On The Wings of Butterflies
by Stephen Demarest Rath
From poets to scientists, the butterfly has long captured the human imagination as a creature, delicate and ephemeral, and at the same time, the most enduring symbol of transformation. At the Lloyd Center for the Environment (LCE), Mark Mello is a Lepidopterist, a person who collects and studies moths and butterflies. His life’s work is receiving considerable attention from Harvard University, which has begun to transfer and preserve the Lloyd Center’s collection of 70,000+ individual specimens assembled by Mark from the LCE to Harvard’s prestigious Museum of Comparative Zoology (MCZ). The transfer will also include species covered under the Massachusetts Endangered Species Act (MESA). In order that the LCE can maintain its own comprehensive collection of this region’s moth diversity, the Lloyd Center will keep one to four specimens of each of the 1,200+ species.
As a long as Mark can remember, he was fascinated with “everything that walked or crawled or swam”, and, by the time he was four or five years old, a singular event piqued his curiosity about moths: My neighbor gave me a cecropia cocoon, which is one of the giant silkworms. I put it in the aquarium in my room and promptly forgot about it, until one day this giant moth appeared in the cage. That just seemed to be the most interesting thing I’d ever seen!
He adds pensively: It’s another one of the moths that’s declining. As a kid, we could go out and collect 25 or 30 cocoons after school without breaking a sweat. And now, if I see one a year, it’s a lot.
Establishing the cause of decline in moth and butterfly populations can be elusive. For instance, Martha’s Vineyard was never sprayed with DDT, like most of the state was, and it did not have a fly introduced that was used to control the gypsy moths and giant silkworm moths. However, the moth populations decreased, and some are on the list of endangered species. For a researcher and environmentalist like Mark, this can pose difficult questions: So, was the reason for the rest of the decline that was seen in other areas because of DDT spraying, the introduction of the fly, or some combination of both? Trying to find out can be a maddening thing.
Habitat destruction is a likely cause, particularly in the dry upland areas of Plymouth and the Cape, which has seen an influx of urban development and the ensuing damage to the Pine Barrens habitat. Currently, controlled burning programs are being employed to lessen the chances of catastrophic wildfires and to maintain the area’s rare ecosystem by controlling the pitch pines and black oaks, thereby “creating great habitats for some of our rarer moths.”
Though less well known, another variable in the decline of butterflies and moths is the impact of parasites and viruses. The Regal Fritillary Butterfly, for instance, disappeared completely from the Northeast, even in areas that were left undeveloped, thereby ruling out habitat destruction; “The thought is there may be a virus or pathogen that got into their system.”
Mark’s path to the Lloyd Center’s prestigious butterfly and moth collection and, ultimately, his tenure as Interim Director in the 1990’s, was the combination of his academic credentials (M.A. in Zoology from the University of Maryland), experience in the field, and a fortuitous encounter with Alan Hankin:
I was working at the Provincetown Center for Coastal Studies. The Center received a notice that people in South Dartmouth were looking to start a field station in what is now the LCE; and that was the first time that I became aware that something in this region was going to have some kind of environmental focus.
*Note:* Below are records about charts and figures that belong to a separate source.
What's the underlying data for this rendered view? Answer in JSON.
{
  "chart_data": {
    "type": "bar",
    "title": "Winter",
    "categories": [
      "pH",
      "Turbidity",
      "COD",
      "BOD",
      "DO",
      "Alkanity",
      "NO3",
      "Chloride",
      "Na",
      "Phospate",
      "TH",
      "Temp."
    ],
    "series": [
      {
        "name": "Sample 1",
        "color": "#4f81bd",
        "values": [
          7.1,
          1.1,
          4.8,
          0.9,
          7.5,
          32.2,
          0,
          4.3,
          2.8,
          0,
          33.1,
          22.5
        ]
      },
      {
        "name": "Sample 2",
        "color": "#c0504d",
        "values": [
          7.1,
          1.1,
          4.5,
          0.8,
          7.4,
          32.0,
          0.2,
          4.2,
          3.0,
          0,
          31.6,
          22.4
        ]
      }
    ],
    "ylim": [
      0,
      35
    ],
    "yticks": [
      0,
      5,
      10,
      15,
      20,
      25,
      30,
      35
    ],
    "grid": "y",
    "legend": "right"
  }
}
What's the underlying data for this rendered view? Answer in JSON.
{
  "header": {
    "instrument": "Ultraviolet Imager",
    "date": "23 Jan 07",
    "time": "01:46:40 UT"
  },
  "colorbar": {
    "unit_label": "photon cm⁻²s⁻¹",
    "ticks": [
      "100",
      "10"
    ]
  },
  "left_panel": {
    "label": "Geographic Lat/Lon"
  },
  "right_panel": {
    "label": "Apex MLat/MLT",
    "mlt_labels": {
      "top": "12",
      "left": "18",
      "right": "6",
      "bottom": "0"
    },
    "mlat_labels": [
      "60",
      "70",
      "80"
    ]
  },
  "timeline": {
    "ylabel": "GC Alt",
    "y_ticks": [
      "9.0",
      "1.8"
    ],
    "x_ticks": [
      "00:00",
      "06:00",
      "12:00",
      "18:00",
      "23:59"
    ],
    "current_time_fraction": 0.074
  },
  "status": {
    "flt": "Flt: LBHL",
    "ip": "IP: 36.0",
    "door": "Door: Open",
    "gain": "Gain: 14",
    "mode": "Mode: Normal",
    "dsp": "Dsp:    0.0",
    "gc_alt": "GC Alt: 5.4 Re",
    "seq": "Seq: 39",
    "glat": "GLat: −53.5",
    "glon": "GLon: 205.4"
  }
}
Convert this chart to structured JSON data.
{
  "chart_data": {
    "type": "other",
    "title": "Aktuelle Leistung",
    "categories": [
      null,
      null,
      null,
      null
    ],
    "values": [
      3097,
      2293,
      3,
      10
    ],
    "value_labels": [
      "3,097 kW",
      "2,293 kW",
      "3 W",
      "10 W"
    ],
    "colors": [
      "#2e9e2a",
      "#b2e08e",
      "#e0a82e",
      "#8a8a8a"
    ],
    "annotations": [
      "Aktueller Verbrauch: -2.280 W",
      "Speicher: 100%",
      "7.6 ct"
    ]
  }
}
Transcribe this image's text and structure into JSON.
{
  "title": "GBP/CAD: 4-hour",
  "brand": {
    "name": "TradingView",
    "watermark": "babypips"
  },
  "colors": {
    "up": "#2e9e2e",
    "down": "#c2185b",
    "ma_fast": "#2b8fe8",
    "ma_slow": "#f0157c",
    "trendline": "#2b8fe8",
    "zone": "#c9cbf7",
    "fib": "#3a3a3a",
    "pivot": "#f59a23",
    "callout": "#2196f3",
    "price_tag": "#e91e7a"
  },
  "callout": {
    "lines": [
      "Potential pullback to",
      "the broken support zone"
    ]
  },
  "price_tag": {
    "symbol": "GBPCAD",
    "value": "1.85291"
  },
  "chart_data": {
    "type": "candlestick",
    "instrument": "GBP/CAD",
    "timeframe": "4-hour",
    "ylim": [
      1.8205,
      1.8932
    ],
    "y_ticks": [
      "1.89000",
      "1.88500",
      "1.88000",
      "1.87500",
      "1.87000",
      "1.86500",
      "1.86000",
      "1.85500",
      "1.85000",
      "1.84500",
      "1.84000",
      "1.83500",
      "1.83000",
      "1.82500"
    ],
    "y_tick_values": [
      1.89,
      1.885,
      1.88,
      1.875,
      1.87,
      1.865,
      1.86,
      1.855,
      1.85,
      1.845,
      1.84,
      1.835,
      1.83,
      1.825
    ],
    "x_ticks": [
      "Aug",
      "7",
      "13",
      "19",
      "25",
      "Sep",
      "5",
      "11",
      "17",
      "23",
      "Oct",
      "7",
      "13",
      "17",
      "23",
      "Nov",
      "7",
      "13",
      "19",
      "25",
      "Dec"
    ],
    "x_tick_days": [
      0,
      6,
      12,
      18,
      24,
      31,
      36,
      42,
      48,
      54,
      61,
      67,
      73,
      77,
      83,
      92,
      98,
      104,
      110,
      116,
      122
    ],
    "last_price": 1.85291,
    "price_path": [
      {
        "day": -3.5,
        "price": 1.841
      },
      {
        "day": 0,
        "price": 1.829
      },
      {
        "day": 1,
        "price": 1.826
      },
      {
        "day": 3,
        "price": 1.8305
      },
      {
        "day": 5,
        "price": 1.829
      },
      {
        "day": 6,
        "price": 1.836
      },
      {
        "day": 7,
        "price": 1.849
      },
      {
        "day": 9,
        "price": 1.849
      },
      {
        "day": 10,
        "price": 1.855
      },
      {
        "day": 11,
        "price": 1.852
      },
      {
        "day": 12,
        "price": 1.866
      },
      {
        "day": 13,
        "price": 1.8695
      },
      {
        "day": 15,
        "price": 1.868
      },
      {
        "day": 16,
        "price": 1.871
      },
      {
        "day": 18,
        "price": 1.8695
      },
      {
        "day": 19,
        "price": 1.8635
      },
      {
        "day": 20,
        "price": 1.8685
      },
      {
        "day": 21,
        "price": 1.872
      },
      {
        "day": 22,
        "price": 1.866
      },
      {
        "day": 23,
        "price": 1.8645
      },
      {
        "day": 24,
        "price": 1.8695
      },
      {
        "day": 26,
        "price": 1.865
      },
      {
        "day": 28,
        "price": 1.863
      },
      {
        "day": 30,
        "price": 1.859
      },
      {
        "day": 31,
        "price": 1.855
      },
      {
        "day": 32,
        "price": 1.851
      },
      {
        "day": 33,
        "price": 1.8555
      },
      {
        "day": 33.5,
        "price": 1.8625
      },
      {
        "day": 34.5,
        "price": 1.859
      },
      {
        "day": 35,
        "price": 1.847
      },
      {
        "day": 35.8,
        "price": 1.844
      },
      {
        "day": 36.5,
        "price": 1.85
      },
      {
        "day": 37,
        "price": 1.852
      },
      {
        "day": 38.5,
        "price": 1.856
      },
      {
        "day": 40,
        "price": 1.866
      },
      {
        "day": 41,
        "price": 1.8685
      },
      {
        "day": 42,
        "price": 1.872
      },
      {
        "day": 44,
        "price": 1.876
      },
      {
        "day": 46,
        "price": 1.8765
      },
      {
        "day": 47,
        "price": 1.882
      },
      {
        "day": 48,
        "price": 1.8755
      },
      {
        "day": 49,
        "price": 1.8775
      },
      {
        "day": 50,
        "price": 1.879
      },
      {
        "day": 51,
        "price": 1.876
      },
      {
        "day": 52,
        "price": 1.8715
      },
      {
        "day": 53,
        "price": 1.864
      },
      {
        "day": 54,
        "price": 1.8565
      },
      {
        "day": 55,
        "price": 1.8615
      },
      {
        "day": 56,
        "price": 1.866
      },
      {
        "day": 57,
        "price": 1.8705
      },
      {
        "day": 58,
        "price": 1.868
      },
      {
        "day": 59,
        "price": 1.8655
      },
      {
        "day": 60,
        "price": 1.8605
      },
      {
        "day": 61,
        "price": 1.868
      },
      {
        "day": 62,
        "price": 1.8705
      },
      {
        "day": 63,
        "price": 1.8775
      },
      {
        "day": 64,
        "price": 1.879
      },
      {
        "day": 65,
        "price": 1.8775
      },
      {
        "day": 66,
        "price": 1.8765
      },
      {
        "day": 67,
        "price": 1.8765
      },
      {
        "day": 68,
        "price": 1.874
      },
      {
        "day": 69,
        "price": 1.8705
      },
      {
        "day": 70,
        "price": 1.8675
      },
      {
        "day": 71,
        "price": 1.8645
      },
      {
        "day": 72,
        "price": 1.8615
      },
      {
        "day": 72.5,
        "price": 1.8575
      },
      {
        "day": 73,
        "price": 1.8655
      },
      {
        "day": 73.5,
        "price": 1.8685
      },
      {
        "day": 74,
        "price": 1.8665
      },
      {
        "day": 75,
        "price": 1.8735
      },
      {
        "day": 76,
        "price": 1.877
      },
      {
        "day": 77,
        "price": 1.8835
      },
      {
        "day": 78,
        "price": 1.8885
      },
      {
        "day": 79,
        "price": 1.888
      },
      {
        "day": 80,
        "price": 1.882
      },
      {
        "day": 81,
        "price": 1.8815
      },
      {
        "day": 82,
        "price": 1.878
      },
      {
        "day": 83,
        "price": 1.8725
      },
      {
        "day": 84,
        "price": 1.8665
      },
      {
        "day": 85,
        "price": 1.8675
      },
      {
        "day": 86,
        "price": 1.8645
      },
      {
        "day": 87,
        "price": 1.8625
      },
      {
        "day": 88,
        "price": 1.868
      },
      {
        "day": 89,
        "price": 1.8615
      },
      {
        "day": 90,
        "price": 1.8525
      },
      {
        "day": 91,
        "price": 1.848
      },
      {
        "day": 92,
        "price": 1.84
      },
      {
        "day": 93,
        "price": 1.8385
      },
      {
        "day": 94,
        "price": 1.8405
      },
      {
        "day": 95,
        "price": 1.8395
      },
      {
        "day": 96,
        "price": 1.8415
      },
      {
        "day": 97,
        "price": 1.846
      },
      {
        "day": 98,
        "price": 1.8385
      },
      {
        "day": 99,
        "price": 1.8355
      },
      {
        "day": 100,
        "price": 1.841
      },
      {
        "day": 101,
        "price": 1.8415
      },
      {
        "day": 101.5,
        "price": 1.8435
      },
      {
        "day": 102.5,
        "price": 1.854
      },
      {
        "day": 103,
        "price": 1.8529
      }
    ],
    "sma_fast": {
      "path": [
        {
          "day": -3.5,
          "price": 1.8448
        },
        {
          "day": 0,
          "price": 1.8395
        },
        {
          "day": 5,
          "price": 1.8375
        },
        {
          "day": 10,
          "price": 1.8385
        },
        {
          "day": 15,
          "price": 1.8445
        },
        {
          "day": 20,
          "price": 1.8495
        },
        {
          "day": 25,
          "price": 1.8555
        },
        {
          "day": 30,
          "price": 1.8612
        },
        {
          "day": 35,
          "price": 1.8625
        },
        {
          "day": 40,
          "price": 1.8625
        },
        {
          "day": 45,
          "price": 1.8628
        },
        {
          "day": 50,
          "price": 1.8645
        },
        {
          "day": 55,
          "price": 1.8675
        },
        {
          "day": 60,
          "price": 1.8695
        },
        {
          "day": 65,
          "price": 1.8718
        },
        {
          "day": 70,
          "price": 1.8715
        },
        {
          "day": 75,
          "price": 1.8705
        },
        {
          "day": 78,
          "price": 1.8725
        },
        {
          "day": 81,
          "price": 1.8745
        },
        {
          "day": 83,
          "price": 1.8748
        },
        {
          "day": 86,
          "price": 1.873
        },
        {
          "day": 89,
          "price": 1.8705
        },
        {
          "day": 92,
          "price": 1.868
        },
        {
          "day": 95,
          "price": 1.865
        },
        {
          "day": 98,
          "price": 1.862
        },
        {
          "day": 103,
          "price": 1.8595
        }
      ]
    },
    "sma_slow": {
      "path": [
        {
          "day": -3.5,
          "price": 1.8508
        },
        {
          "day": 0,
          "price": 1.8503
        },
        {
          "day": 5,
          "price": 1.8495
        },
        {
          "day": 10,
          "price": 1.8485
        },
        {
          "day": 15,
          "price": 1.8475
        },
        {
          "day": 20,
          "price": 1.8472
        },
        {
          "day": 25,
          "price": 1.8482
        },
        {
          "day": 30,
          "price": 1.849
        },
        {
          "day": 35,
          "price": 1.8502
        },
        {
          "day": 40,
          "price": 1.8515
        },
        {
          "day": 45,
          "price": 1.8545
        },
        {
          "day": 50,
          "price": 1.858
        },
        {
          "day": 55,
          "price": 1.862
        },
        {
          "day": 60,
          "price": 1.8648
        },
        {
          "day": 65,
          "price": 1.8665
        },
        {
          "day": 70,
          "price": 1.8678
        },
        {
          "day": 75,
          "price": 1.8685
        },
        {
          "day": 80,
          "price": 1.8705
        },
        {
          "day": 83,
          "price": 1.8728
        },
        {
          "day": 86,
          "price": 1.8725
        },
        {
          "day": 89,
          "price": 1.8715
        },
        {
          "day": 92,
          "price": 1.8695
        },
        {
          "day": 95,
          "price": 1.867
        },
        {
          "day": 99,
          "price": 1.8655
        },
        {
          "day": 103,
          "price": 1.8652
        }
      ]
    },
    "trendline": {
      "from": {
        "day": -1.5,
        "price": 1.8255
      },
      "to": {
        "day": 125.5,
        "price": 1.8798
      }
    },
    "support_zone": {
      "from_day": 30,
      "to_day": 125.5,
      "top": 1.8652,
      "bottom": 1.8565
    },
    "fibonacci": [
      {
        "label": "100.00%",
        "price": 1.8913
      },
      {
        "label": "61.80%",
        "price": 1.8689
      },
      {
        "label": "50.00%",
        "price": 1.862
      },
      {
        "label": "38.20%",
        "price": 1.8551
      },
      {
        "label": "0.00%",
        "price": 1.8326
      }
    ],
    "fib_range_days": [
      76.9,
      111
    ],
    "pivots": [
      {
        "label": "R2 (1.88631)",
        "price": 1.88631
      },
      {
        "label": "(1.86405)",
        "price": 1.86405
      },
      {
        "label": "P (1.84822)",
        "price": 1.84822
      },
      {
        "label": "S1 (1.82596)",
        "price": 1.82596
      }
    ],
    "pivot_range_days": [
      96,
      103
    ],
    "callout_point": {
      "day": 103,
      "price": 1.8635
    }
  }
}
Around the same time, Mark met Alan Hankin, who led Science Education Afield participants to Cape Cod to go on whale watches, and where Mark could provide them with coastal field studies that included marsh and dune walks. The two men “hit it off”, and after Alan became the founding executive director of the Lloyd Center, he received a three-year grant to hire a research coordinator. He asked Mark to apply for the position.
I had already been finding all kinds of rare species up in Provincetown and the outer Cape, and I thought it would be pretty neat to compare them with insects in Dartmouth. After I found out Alan was hired at the LCE, I called him and asked if I could run a light trap there to catch moths. The trap looks like a big bug zapper over a bucket. And he said, “Yeah, c’mon down.” That was 1983 when I started doing that. By 1985, Alan got the grant, and in 1986 I was hired.
Mello’s tenure continued when he became Interim Director of the Lloyd Center in 1990 when Alan Hankin resigned. His new role put him in direct contact with the LCE’s founder, Karen Lloyd:
A much closer interaction started when Alan left and I became Director. Clearly, Karen (KG) was intent on this place surviving by hook or by crook. And so fortunately, we just got along. We seemed to have meshed, and she had confidence that I at least had some vague idea of what I was doing. [laughs]
As a postscript, ideally, this article should have been much longer. Trying to capture the breadth, scope, and magnificence of Mark Mello’s scientific research in a few pages is like marching down to the Atlantic Ocean, splashing a few drops into a beaker, and then proclaiming, “Look, I’ve got the sea!” Moreover, what began as a temporary position for Mark has become a distinguished career for the LCE’s longest serving member.
With his infectious laugh and his gift for understatement, Mark concludes, “What I thought was going to be a three-year and out position is, well, I’m still here!”